Sur la zone d’arrivée, les habituelles bannières publicitaires ont été remplacées par un message en noir sur blanc : «Nos pensées sont avec vous», en quatre langues (italien, français, allemand et anglais). Un «joli geste» à l’initiative des sponsors, selon l’organisateur et ex-champion Didier Défago.

Les mots d’Odermatt

Thibault Schoenardt, 33 ans, venu soutenir l’idole nationale Marco Odermatt, estimait, lui, que «le sport donne aussi un petit peu de baume au cœur pour les gens». «C’est génial d’avoir maintenu la compétition (…) Les gens sont là aussi pour penser à ces gens qui sont touchés par ce drame.»

Marco Odermatt a lui-même évoqué dimanche la «triste tragédie» face aux médias.
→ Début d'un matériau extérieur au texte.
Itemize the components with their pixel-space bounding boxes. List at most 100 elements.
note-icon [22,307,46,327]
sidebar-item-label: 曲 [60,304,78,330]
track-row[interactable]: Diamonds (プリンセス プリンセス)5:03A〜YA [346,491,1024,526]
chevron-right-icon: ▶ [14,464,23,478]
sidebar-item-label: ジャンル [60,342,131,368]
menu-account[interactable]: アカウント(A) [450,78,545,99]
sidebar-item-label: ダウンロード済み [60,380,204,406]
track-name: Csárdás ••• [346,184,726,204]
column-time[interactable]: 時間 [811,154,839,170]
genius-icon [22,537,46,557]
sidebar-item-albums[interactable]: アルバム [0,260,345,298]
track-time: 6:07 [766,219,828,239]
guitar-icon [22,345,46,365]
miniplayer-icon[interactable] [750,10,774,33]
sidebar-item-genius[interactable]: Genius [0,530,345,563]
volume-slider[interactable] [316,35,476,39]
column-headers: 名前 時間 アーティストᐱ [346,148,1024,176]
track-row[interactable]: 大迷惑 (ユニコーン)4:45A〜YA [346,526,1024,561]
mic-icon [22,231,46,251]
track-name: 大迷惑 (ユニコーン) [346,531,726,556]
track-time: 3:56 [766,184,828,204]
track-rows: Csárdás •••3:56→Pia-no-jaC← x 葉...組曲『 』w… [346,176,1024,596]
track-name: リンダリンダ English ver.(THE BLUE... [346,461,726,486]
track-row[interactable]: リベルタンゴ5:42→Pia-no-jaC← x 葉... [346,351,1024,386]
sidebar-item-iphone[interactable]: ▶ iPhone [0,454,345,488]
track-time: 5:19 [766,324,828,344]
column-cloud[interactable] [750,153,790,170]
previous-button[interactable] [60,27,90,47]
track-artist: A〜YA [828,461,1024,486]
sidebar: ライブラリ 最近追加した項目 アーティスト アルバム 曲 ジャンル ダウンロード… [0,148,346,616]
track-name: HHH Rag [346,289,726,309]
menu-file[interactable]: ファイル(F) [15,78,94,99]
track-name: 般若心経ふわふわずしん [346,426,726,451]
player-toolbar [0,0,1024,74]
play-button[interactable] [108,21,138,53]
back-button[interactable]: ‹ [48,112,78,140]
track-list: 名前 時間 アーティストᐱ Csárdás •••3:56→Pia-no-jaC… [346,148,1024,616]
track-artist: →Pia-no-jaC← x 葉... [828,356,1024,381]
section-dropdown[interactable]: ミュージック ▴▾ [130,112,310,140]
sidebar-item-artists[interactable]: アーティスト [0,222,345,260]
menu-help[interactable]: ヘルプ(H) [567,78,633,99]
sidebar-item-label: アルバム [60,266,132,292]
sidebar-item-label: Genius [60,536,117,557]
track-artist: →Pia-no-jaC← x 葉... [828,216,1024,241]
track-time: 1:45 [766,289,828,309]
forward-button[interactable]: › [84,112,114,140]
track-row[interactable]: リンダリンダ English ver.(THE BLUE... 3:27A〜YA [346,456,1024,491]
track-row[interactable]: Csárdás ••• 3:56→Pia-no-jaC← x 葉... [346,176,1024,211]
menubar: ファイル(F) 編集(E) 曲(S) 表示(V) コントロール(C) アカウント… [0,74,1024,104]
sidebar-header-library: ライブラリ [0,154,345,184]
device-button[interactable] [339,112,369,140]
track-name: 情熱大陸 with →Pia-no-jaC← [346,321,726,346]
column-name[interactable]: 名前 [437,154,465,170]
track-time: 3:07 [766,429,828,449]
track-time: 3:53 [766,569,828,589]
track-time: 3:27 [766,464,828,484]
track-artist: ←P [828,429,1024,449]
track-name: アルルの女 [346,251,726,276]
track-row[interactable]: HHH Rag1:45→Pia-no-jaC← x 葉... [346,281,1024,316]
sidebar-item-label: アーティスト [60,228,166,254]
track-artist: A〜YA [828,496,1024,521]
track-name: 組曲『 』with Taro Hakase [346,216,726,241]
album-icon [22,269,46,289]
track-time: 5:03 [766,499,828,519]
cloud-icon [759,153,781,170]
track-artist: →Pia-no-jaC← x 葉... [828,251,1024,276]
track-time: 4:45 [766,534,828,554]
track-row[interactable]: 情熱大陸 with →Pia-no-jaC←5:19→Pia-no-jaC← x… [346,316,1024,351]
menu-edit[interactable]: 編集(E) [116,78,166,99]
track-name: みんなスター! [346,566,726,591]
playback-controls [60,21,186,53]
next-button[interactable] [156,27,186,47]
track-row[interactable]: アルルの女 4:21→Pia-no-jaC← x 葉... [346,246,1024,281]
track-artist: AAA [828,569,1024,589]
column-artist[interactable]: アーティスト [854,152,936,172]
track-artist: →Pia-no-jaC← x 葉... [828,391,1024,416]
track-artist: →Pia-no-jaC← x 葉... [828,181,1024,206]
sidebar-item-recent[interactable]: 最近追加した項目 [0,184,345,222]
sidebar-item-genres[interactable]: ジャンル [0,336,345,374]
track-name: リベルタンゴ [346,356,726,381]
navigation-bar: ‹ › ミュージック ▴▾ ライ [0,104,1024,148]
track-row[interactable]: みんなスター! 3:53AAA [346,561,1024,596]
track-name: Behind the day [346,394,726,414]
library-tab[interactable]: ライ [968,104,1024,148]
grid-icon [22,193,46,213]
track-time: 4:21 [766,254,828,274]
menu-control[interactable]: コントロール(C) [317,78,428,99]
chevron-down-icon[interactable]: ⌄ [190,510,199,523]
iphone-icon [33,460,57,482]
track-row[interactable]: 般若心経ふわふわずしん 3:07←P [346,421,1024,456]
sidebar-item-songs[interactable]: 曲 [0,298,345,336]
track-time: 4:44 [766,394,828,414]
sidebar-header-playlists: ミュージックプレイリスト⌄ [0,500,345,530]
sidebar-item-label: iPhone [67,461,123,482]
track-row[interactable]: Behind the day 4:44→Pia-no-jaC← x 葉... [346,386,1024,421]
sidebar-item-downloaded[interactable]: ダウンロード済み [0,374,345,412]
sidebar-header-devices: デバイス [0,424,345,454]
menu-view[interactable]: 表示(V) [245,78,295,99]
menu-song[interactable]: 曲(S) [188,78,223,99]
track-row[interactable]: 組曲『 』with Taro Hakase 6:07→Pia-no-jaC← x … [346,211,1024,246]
Il a terminé au pied du podium, laissant la victoire à son compatriote Franjo von Allmen. Mais l’essentiel était ailleurs. «Je pense que c’était bien de courir ici et de rendre des émotions au public. C’est d’ailleurs le but de ce sport : faire partager des émotions», a-t-il souligné.

«Notre quotidien, il est toujours marqué par cette tragédie, mais (…) on va de l’avant. On a tous envie de regarder en avant», estimait de son côté Bruno Huggler, le directeur de l’office de tourisme de Crans-Montana.

«Faisons de cette manifestation sportive un espace de respect, de lien et de profonde humanité», avait auparavant exhorté un message sonore diffusé dans la zone d’arrivée.

«La vie dehors continue, elle va vite, parfois trop vite, alors que le cœur, lui, demande à ralentir, afin de (…) faire face à toutes les émotions. Nous ne vous oublions pas», a appuyé ce message enregistré dans le silence recueilli de quelque 6 000 spectateurs.

Dans le centre-ville de la station située à 1 500 m d’altitude avec vue imprenable sur les Alpes suisses, l’espace de célébration habituellement installé sur la place d’Ycoor n’a pas été mis en place.

Ces derniers jours, plusieurs équipes de skieurs et skieuses sont venues se recueillir à proximité du bar ravagé par les flammes. De nombreux bouquets et bougies étaient visibles dimanche sur l’escalier de l’établissement et sur un autel improvisé.

«On se dit que ça aurait très bien pu être nous, à quelques années près», témoigne Odile Angeloz, secrétaire municipale de 40 ans. «Je crois que c’est impossible de rester de marbre face à un tel drame.»

L’incendie a été provoqué selon l’enquête par les étincelles de bougies «fontaine» qui ont enflammé une mousse insonorisante au plafond du sous-sol de l’établissement.

L’enquête devra lever le voile sur les circonstances exactes du sinistre, le respect des normes par les propriétaires et les différentes responsabilités, notamment la commune qui n’avait pas contrôlé le bar depuis 2019.